Wednesday morning brings news from the Emerald Isle, as Irish drug designer Elan (NYSE: ELN) reports fourth-quarter earnings. Check out what fellow Fool Brian Lawler saw in the last report, and come back here for an outlook as fresh as Irish spring.

What Fools say:
Here's how Elan's CAPS scoring rates against some of its peers and competitors:

Market Cap (millions)

Trailing P/E Ratio

CAPS Rating

Pfizer (NYSE: PFE)

$150,040

18.5

***

Merck (NYSE: MRK)

$98,430

30.2

***

Teva Pharmaceutical Industries (Nasdaq: TEVA)

$35,900

21.3

*****

Biogen Idec (Nasdaq: BIIB)

$18,008

30.8

***

Elan

$11,940

N/A

***

Data taken from Motley Fool CAPS on Feb. 11.

Elan's supporters and detractors are happy to trade barbs on the company's CAPS page. The bulls like Elan for its strong product pipeline, and for Tysabri's habit of going from strength to strength. The bears think the recent run-up will end on the slightest stumble, and a few players think that management is running the company into the ground.

What management does:
As you can see here, the bottom line oozes more red than the operating income does. That's because interest payments on Elan's large debt load weighs on earnings, and a $52 million asset writedown last summer didn't help any. That's what happens when drug patents expire and generic competition for some lesser lights in the portfolio start popping up.

Margins

6/2006

9/2006

12/2006

3/2007

6/2007

9/2007

Gross

63.2%

61.2%

64.8%

63.2%

60.8%

58.5%

Operating

(28.7%)

(46.3%)

(38.5%)

(35.2%)

(29.8%)

(24.7%)

Net

(223.1%)

(56.0%)

(47.7%)

(54.3%)

(57.7%)

(49.2%)

FCF/Revenue

(32.9%)

(35.5%)

(48.2%)

(30.9%)

(36.2%)

(29.5%)

Y-O-Y Growth

6/2006

9/2006

12/2006

3/2007

6/2007

9/2007

Revenue

17.4%

12.8%

14.3%

31.4%

13.4%

32.4%

Data courtesy of Capital IQ, a division of Standard & Poor's. Data reflects trailing-12-month performance for the quarters ended in the named months.

One Fool says:
Tysabri was recently approved as a treatment for Crohn's disease, expanding the addressable market a bit further. That's after 21,000 multiple sclerosis patients worldwide got their prescriptions, without a single case of the dreaded PML brain infection that sent Tysabri to the sidelines in 2005. Biogen already reported $129 million in Tysabri sales in its fourth quarter, or 25% sequential growth.

That's the important data here. Every quarter, thousands of MS patients sign up for the most effective drug for their ailment, and they're not exhibiting symptoms of rare brain diseases.
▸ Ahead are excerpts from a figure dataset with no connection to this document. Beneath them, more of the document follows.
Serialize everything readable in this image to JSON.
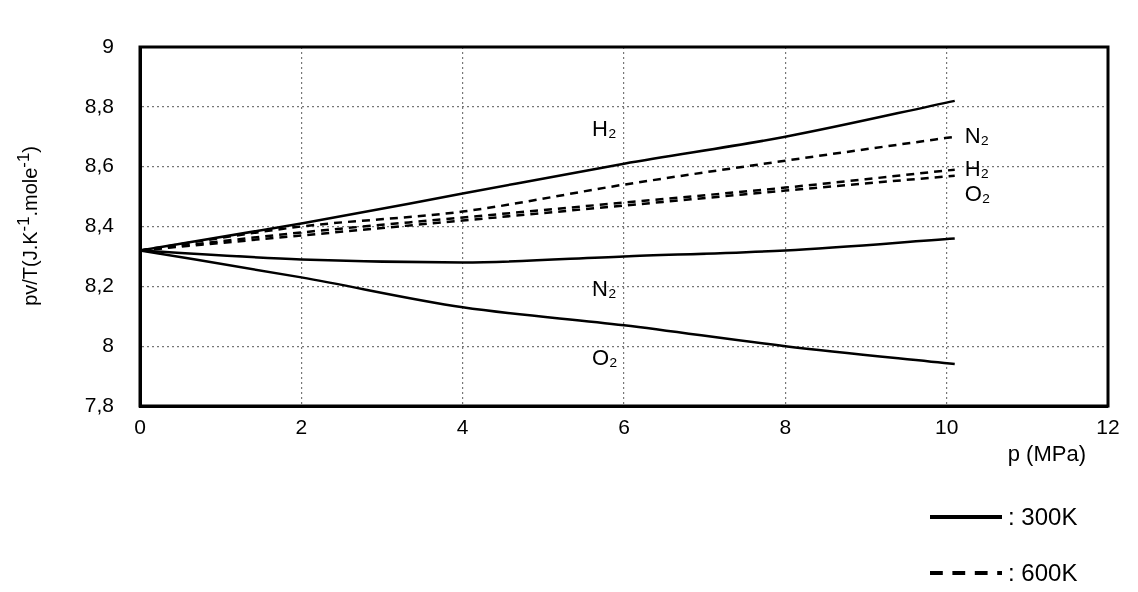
{
  "chart_data": {
    "type": "line",
    "xlabel": "p (MPa)",
    "ylabel": "pv/T(J.K$^{-1}$.mole$^{-1}$)",
    "xlim": [
      0,
      12
    ],
    "xticks": [
      0,
      2,
      4,
      6,
      8,
      10,
      12
    ],
    "ylim": [
      7.8,
      9
    ],
    "yticks": [
      {
        "value": 7.8,
        "label": "7,8"
      },
      8,
      {
        "value": 8.2,
        "label": "8,2"
      },
      {
        "value": 8.4,
        "label": "8,4"
      },
      {
        "value": 8.6,
        "label": "8,6"
      },
      {
        "value": 8.8,
        "label": "8,8"
      },
      9
    ],
    "grid": true,
    "x": [
      0,
      2,
      4,
      6,
      8,
      10.1
    ],
    "series": [
      {
        "name": "H₂",
        "color": "#000000",
        "line_style": "solid",
        "values": [
          8.32,
          8.41,
          8.51,
          8.61,
          8.7,
          8.82
        ]
      },
      {
        "name": "N₂",
        "color": "#000000",
        "line_style": "solid",
        "values": [
          8.32,
          8.29,
          8.28,
          8.3,
          8.32,
          8.36
        ]
      },
      {
        "name": "O₂",
        "color": "#000000",
        "line_style": "solid",
        "values": [
          8.32,
          8.23,
          8.13,
          8.07,
          8.0,
          7.94
        ]
      },
      {
        "name": "N₂",
        "color": "#000000",
        "line_style": "dashed",
        "values": [
          8.32,
          8.4,
          8.45,
          8.54,
          8.62,
          8.7
        ]
      },
      {
        "name": "H₂",
        "color": "#000000",
        "line_style": "dashed",
        "values": [
          8.32,
          8.38,
          8.43,
          8.48,
          8.53,
          8.59
        ]
      },
      {
        "name": "O₂",
        "color": "#000000",
        "line_style": "dashed",
        "values": [
          8.32,
          8.37,
          8.42,
          8.47,
          8.52,
          8.57
        ]
      }
    ],
    "annotations": [
      ": 300K",
      ": 600K"
    ]
  }
}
Evidence is mounting that Tysabri is safe when used properly, and it could still become a first-line treatment if doctors and patients clamor for it loudly enough. "Time is brain," say the drug's most strident proponents.

Now, the miracle drug is still far away from making Elan profitable, and other promising leads, like the Alzheimer's drugs and nanotech drug delivery systems, are even farther out on the horizon. Regardless, I'm happy to hold my shares. The stock price today is just about what I thought it should have been two years ago, before several quarters of growing Tysabri acceptance.